Anthony woke up with a start, reaching his hand up to rub his head for a moment. It came away hot and wet with his sweat as he swung his legs over the side of the bed and pushed himself up. He walked to the adjoining bathroom and stepped into it, getting under the shower head and turning it on, letting it rinse him off.
With a slow sigh, he turned and looked at the shower wall, remembering only fragments of the nightmare he'd had. A strange, laughing man chasing him through a hallway full of pipes. At the end, there was a massive clock, and hundreds of people inside made of little, clicking brass gears. There was a man there who looked like a bear with a human face, and his stomach burst open, and it had been full of eels instead of intestines.
He reached down, turning the water off again as he stepped out, grabbing his towel and starting to dry himself. He heard one of his children crying from somewhere down the hall. He was only two, but it seemed that nightmares were hereditary. He walked back into the bedroom, quietly keeping from waking his wife up, and stepped into the hall.
It was a relief when the little boy asked for The Cat in the Hat.
Alexa pushed her glasses up her nose, grimacing slightly as they slid back down again. She right them, then narrowed her eyes as she leaned in closer to the plant, holding a needle and pinning the petals quietly as the examined the stamen and pistil.

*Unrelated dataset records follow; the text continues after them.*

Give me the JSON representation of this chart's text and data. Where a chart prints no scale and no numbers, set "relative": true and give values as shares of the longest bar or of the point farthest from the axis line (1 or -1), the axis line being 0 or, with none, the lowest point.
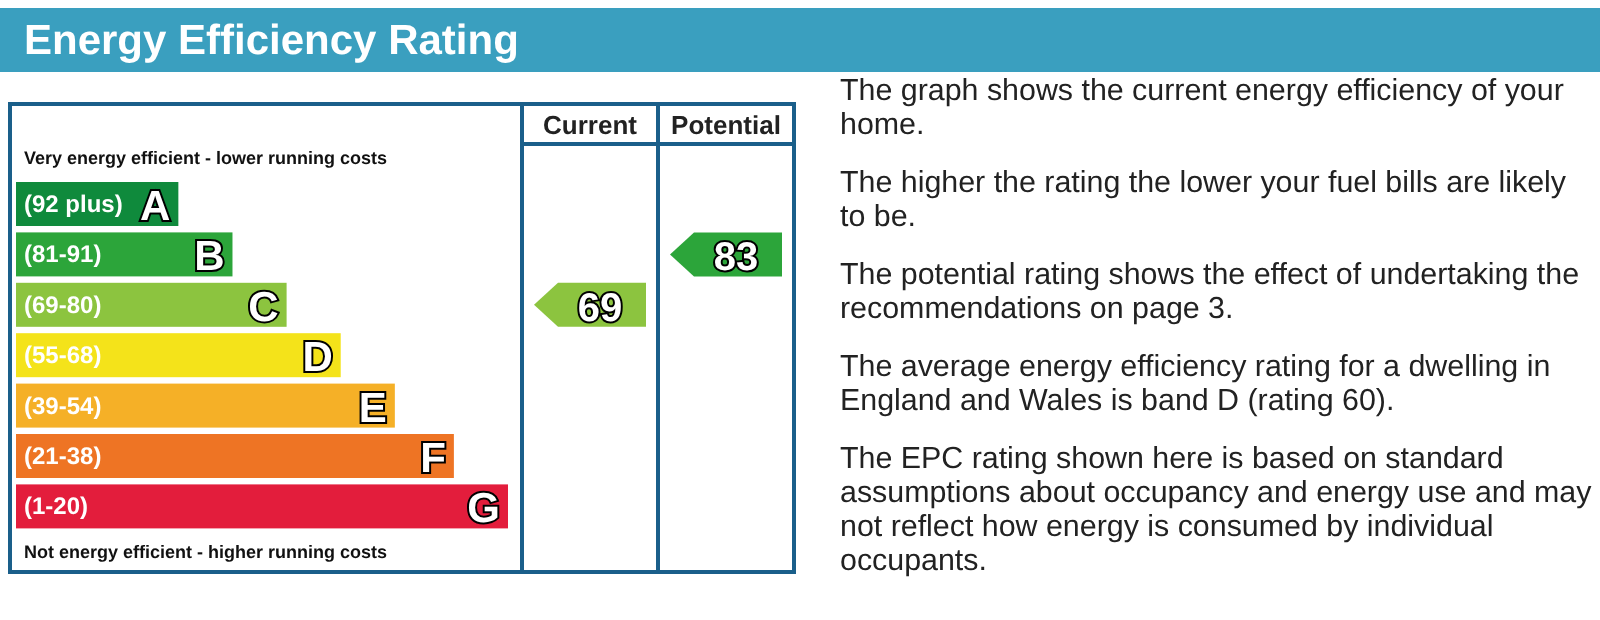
{
  "chart_data": {
    "type": "bar",
    "orientation": "horizontal",
    "relative": true,
    "title": "Energy Efficiency Rating",
    "categories": [
      "(92 plus) A",
      "(81-91) B",
      "(69-80) C",
      "(55-68) D",
      "(39-54) E",
      "(21-38) F",
      "(1-20) G"
    ],
    "values": [
      0.33,
      0.44,
      0.55,
      0.66,
      0.77,
      0.89,
      1
    ],
    "colors": [
      "#0f8a3c",
      "#2ca53a",
      "#8cc43f",
      "#f4e31a",
      "#f5b027",
      "#ee7424",
      "#e31d3c"
    ],
    "annotations": [
      "Very energy efficient - lower running costs",
      "Not energy efficient - higher running costs",
      "Current",
      "Potential",
      "69",
      "83",
      "The graph shows the current energy efficiency of your home.",
      "The higher the rating the lower your fuel bills are likely to be.",
      "The potential rating shows the effect of undertaking the recommendations on page 3.",
      "The average energy efficiency rating for a dwelling in England and Wales is band D (rating 60).",
      "The EPC rating shown here is based on standard assumptions about occupancy and energy use and may not reflect how energy is consumed by individual occupants."
    ]
  }
}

She leaned back, then took off her glasses and looked at a clipboard, sighing and putting them back on as she realized she needed them to read, then quickly entered some data. For a moment, she tilted her head at the flower, tracing the branching leaf veins. What would the world be like, she wondered, if plants like this one could get up and move? Her imagination sketched out a skittering thing darting along on sturdy leaves… what if they were the dominant species? What would sapience look like, if it was descended from something photosynthetic?
She laughed and discarded the thought. It was a bit silly, after all. And she had another forty specimens to get through.
The coffin slowly lowered into the ground as the man narrowed his eyes at the headstone for a moment, flicking the ashes off the end of his cigarette as the long, wooden box was dropped into the hole. The gravedigger climbed out, nodding to the mortician, then started to shovel dirt in on top of the casket.
"So, what got this one?" he asked, grunting as he tossed in the shovel full of dirt.
"House fire," the undertaker responded.
The gravedigger shivered just a little, narrowing his eyes. "That's not the way I wanna go," he said.
"That's not the way anyone wants to go."